Since hexagon B is in the center, the weights should all equal 0.25. We can easily derive from the plot that the area of the hexagons is 30000 (imagine a square that the hexagon fits in (40000) and substract 2 rectangulars (-10000), each consisting of 2 of the 4 corners you have to cut off). Therefore, each intersection area is of size 7500 and 7500/30000 = 0.25

# get intersections
intsct.B <- raster::intersect(B, A.pl)
intsct.C <- raster::intersect(C, A.pl)

### B
area.B <- B@polygons[[1]]@area

weights <- unlist(lapply(intsct.B@polygons, function(x) {
  slot(x, 'area')/area.B
}))
weights
> [1] 0.25 0.25 0.25 0.25

Now we get the value of the cells that each intersection polygon falls in and compute the mean.

vals    <- unlist(lapply(intsct.B@polygons, function(x) { 
  extract(A, data.frame(t(slot(x, 'labpt'))))
}))

sum(weights * vals)
> [1] 3

As we would expect, the mean of c(1, 2, 4, 5) is 3.

Hexagon B and its intersections with A

Object C

Now lets do the same with object C

### C
area.C <- C@polygons[[1]]@area

weights <- unlist(lapply(intsct.C@polygons, function(x) {
  slot(x, 'area')/area.C
}))
weights
> [1] 0.13 0.37 0.13 0.37

vals    <- unlist(lapply(intsct.C@polygons, function(x) { 
  extract(A, data.frame(t(slot(x, 'labpt'))))
}))

sum(weights * vals)
> [1] 3.24

Again, as we would expect the mean is bigger (since the weights for the cells with values 2 and 5 are higher). Also, since we shifted the hexagon along one axis only, it makes sense that 2 weights occur twice.

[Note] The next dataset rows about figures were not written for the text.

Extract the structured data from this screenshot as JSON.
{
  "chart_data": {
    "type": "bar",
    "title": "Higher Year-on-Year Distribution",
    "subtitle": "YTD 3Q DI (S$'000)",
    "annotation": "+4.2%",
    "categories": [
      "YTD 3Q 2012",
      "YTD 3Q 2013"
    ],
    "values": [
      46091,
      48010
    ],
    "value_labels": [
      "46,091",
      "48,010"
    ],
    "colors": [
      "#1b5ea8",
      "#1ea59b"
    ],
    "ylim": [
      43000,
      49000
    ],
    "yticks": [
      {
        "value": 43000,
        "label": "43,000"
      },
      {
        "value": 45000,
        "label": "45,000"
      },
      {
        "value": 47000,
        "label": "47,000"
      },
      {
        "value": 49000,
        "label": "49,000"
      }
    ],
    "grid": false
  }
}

Hexagon C and its intersections with A

Raster with higher number of cells

The next plot shows the intersections of B (left hand side) and C (rhs) with a 4x4 raster with values c(1:8, 10:17). For B there are 12 intersections and for C 8. Notice again that the mean for B is exactly 9 because of the symmetry.

enter image description here

This should work for any SpatialPolygons object. Be sure to use the same CRS for the objects you throw into intersect.

0
votes

Here is what I managed to do based on the replies of this post.

require(raster)
require(rgeos)
r <- raster(nrow=2, ncol=2, xmn=-180, xmx=60, ymn=-30, ymx=90)    
r[] <- c(1,2,4,5)    
r <- stack(r, r*2, r^2)
s <- raster(xmn=-120, xmx=-40, ymn=20, ymx=60, nrow=1, ncol=1)    
s.pl <- as(s, 'SpatialPolygons')    
r.s <- as(r, 'SpatialPolygonsDataFrame')
pi1 <- gIntersection(r.s, s.pl, byid = T)
areas1 <- data.frame(area=sapply(pi1@polygons, FUN=function(x) {slot(x, 'area')}))
row.names(areas1) <- sapply(pi1@polygons, FUN=function(x) {slot(x, 'ID')})
areas1$Pol.old <- as.numeric(vapply(strsplit(rownames(areas1), " "), `[`, 1, FUN.VALUE=character(1)))
areas1$pol.new <- as.numeric(vapply(strsplit(rownames(areas1), " "), `[`, 2, FUN.VALUE=character(1)))
f <- r.s@data
seqs <- match(areas1$Pol.old, rownames(f))
ar <- cbind(areas1, f[seqs,])
ar[,-(1:3)] <- ar[,-(1:3)]*ar$area
f <- aggregate.data.frame(ar, by=list(ar$pol.new), FUN=sum)
f[,-(1:4)] <- f[,-(1:4)]/f$area  
ar.v <- as.matrix(f[, -c(1:4)])
s2 <- stack(s)
s1 <- setValues(s2, ar.v)

If somebody can suggest nicer and/or faster code, please let me know, cause I don't like my approach very much.